|By the time Homecoming comes, the Temple offense could be revamped.|
On this website, I have a site meter installed at the bottom.
It helps me get a pulse of what posts people are reading and where they are reading them from. Not surprisingly, the No. 1 place where people read “Temple Football Forever” is from temple.edu web addresses. Now this could be students from the tech center, professors in their offices, administrators, players and even coaches.
I don’t care.
_ Steve Addazio
I think it’s great that the Temple community is taking interest in the football team in general and in this website in particular.
That’s one of the reasons why I found this quote to be particularly revealing by Temple head football coach Steve Addazio today from the Philadelphia Inquirer: “So we’ve got to grow there,” Addazio said of the passing game. “Maybe more quick game. Get the ball out of the quarterback’s hand a little quicker so we are not sitting there in the pocket too long. Move the pocket. We are going to address those things.”
The three most important words there are “move the pocket” in my mind.
To me, the key message of my Monday post was “move the pocket.”
The post about that very issue appeared here Monday. Addazio addressed it at the Tuesday media gathering.
Listen, I think there’s a less than one percent chance Steve Addazio read my post and stole my idea, but I’m glad that he figured it out on his own, which I suspect.
Heck, even Stevie Wonder, let alone Stevie Addazio, could see how moving the pocket would help this Temple team as currently constituted.
My only question is why the Owls didn’t use this approach the first three games.
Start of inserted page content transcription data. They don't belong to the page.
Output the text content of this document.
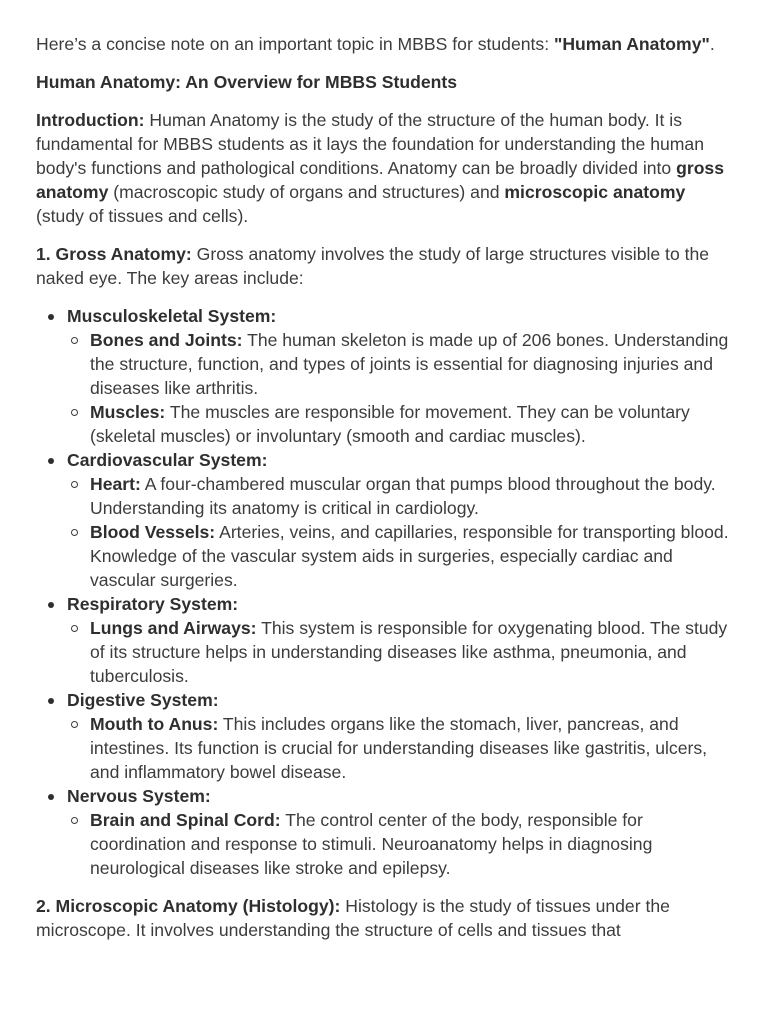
Here’s a concise note on an important topic in MBBS for students: "Human Anatomy".

Human Anatomy: An Overview for MBBS Students

Introduction: Human Anatomy is the study of the structure of the human body. It is fundamental for MBBS students as it lays the foundation for understanding the human body's functions and pathological conditions. Anatomy can be broadly divided into gross anatomy (macroscopic study of organs and structures) and microscopic anatomy (study of tissues and cells).

1. Gross Anatomy: Gross anatomy involves the study of large structures visible to the naked eye. The key areas include:

Musculoskeletal System:
Bones and Joints: The human skeleton is made up of 206 bones. Understanding the structure, function, and types of joints is essential for diagnosing injuries and diseases like arthritis.
Muscles: The muscles are responsible for movement. They can be voluntary (skeletal muscles) or involuntary (smooth and cardiac muscles).
Cardiovascular System:
Heart: A four-chambered muscular organ that pumps blood throughout the body. Understanding its anatomy is critical in cardiology.
Blood Vessels: Arteries, veins, and capillaries, responsible for transporting blood. Knowledge of the vascular system aids in surgeries, especially cardiac and vascular surgeries.
Respiratory System:
Lungs and Airways: This system is responsible for oxygenating blood. The study of its structure helps in understanding diseases like asthma, pneumonia, and tuberculosis.
Digestive System:
Mouth to Anus: This includes organs like the stomach, liver, pancreas, and intestines. Its function is crucial for understanding diseases like gastritis, ulcers, and inflammatory bowel disease.
Nervous System:
Brain and Spinal Cord: The control center of the body, responsible for coordination and response to stimuli. Neuroanatomy helps in diagnosing neurological diseases like stroke and epilepsy.

2. Microscopic Anatomy (Histology): Histology is the study of tissues under the microscope. It involves understanding the structure of cells and tissues that
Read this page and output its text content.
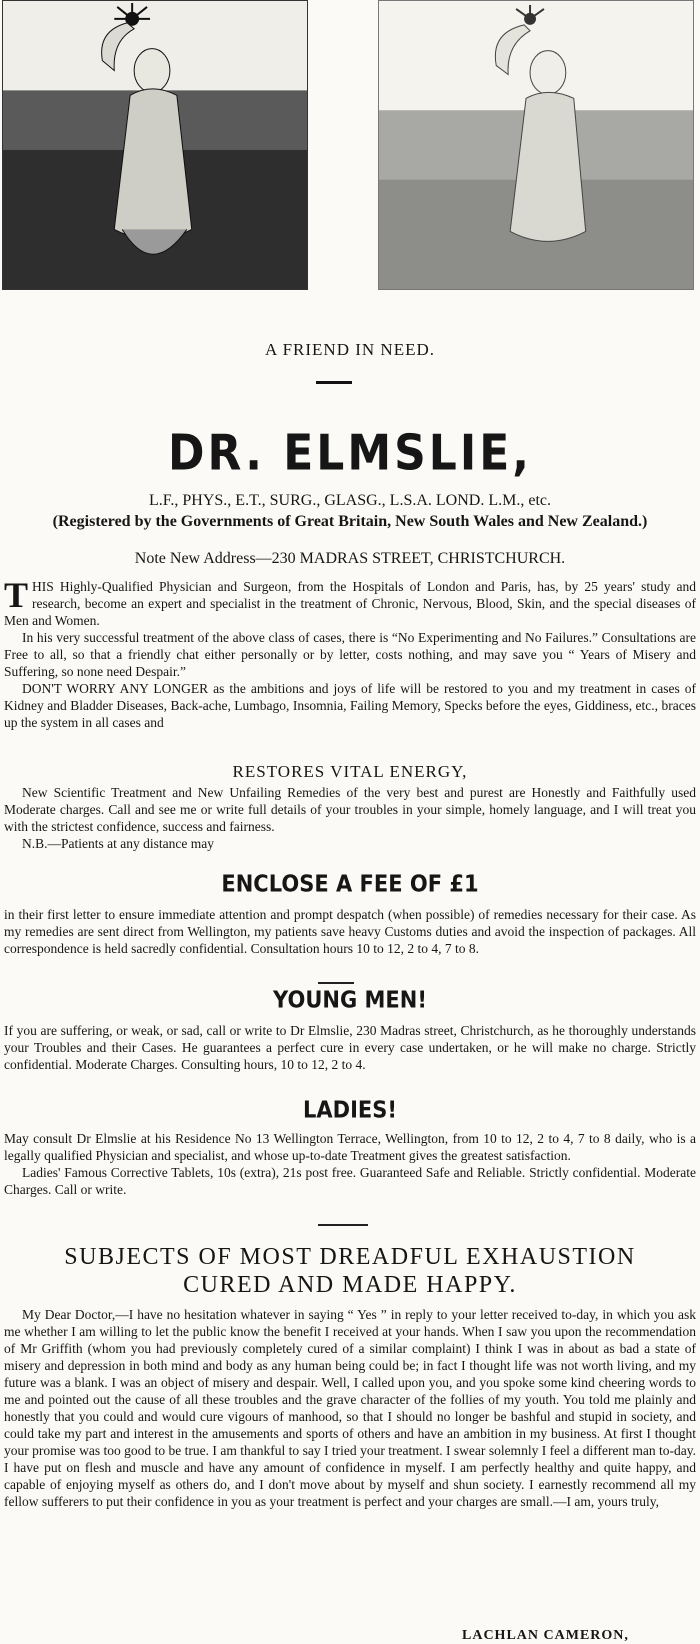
A FRIEND IN NEED.
DR. ELMSLIE,
L.F., PHYS., E.T., SURG., GLASG., L.S.A. LOND. L.M., etc.
(Registered by the Governments of Great Britain, New South Wales and New Zealand.)
Note New Address—230 MADRAS STREET, CHRISTCHURCH.

THIS Highly-Qualified Physician and Surgeon, from the Hospitals of London and Paris, has, by 25 years' study and research, become an expert and specialist in the treatment of Chronic, Nervous, Blood, Skin, and the special diseases of Men and Women.

In his very successful treatment of the above class of cases, there is “No Experimenting and No Failures.” Consultations are Free to all, so that a friendly chat either personally or by letter, costs nothing, and may save you “ Years of Misery and Suffering, so none need Despair.”

DON'T WORRY ANY LONGER as the ambitions and joys of life will be restored to you and my treatment in cases of Kidney and Bladder Diseases, Back-ache, Lumbago, Insomnia, Failing Memory, Specks before the eyes, Giddiness, etc., braces up the system in all cases and

RESTORES VITAL ENERGY,

New Scientific Treatment and New Unfailing Remedies of the very best and purest are Honestly and Faithfully used Moderate charges. Call and see me or write full details of your troubles in your simple, homely language, and I will treat you with the strictest confidence, success and fairness.

N.B.—Patients at any distance may

ENCLOSE A FEE OF £1

in their first letter to ensure immediate attention and prompt despatch (when possible) of remedies necessary for their case. As my remedies are sent direct from Wellington, my patients save heavy Customs duties and avoid the inspection of packages. All correspondence is held sacredly confidential. Consultation hours 10 to 12, 2 to 4, 7 to 8.

YOUNG MEN!

If you are suffering, or weak, or sad, call or write to Dr Elmslie, 230 Madras street, Christchurch, as he thoroughly understands your Troubles and their Cases. He guarantees a perfect cure in every case undertaken, or he will make no charge. Strictly confidential. Moderate Charges. Consulting hours, 10 to 12, 2 to 4.

LADIES!

May consult Dr Elmslie at his Residence No 13 Wellington Terrace, Wellington, from 10 to 12, 2 to 4, 7 to 8 daily, who is a legally qualified Physician and specialist, and whose up-to-date Treatment gives the greatest satisfaction.

Ladies' Famous Corrective Tablets, 10s (extra), 21s post free. Guaranteed Safe and Reliable. Strictly confidential. Moderate Charges. Call or write.

SUBJECTS OF MOST DREADFUL EXHAUSTION
CURED AND MADE HAPPY.

My Dear Doctor,—I have no hesitation whatever in saying “ Yes ” in reply to your letter received to-day, in which you ask me whether I am willing to let the public know the benefit I received at your hands. When I saw you upon the recommendation of Mr Griffith (whom you had previously completely cured of a similar complaint) I think I was in about as bad a state of misery and depression in both mind and body as any human being could be; in fact I thought life was not worth living, and my future was a blank. I was an object of misery and despair. Well, I called upon you, and you spoke some kind cheering words to me and pointed out the cause of all these troubles and the grave character of the follies of my youth. You told me plainly and honestly that you could and would cure vigours of manhood, so that I should no longer be bashful and stupid in society, and could take my part and interest in the amusements and sports of others and have an ambition in my business. At first I thought your promise was too good to be true. I am thankful to say I tried your treatment. I swear solemnly I feel a different man to-day. I have put on flesh and muscle and have any amount of confidence in myself. I am perfectly healthy and quite happy, and capable of enjoying myself as others do, and I don't move about by myself and shun society. I earnestly recommend all my fellow sufferers to put their confidence in you as your treatment is perfect and your charges are small.—I am, yours truly,

LACHLAN CAMERON,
It seemed like they were pounding their heads against a brick wall with this run-first approach.
No matter, the kind of head-pounding that resulted in so many headaches for Owl fans could be over if Daz is serious.
The Owls have a terrific weapon in New Mexico Bowl MVP Chris Coyer, who is a good pocket passer with protection, even under pressure in the pocket. The QB who runs like a tailback could be deadly, though, if you roll him out to his left where he could buy time to see the field and strike fear of his running the ball in the defense.
If DBs come up in run support, Coyer could dump the ball over their heads for big gains to guys like Jalen Fitzpatrick and Deon Miller, let alone an occasional safety valve pass to Montel Harris or Matty Brown.
If the defense blitzes, Coyer can direct Wyatt Benson as the protection. I have not seen a better blocking fullback at Temple since Shelley Poole led Heisman Trophy runner-up Paul Palmer through the hole.
Fitpatrick, Harris and Brown are terrific playmakers in space, as is Coyer.
Running Harris and Brown up the middle, where there’s not much space, doesn’t play to their strengths.
The best way for the Owls to move the sticks, maintain possession, turn the scoreboard into an adding machine and keep their defense off the field is to run the offense through Coyer. The beauty of this tweak is that it also plays to the strengths of backups Juice Granger and Kevin Newsome. Coyer rolls left, Juice and Kevin roll right.
Whatever, I’m glad the braintrust at the E-O recognizes this and are using these two weeks to work on it.
I can’t wait until they, err, roll it out Oct. 6.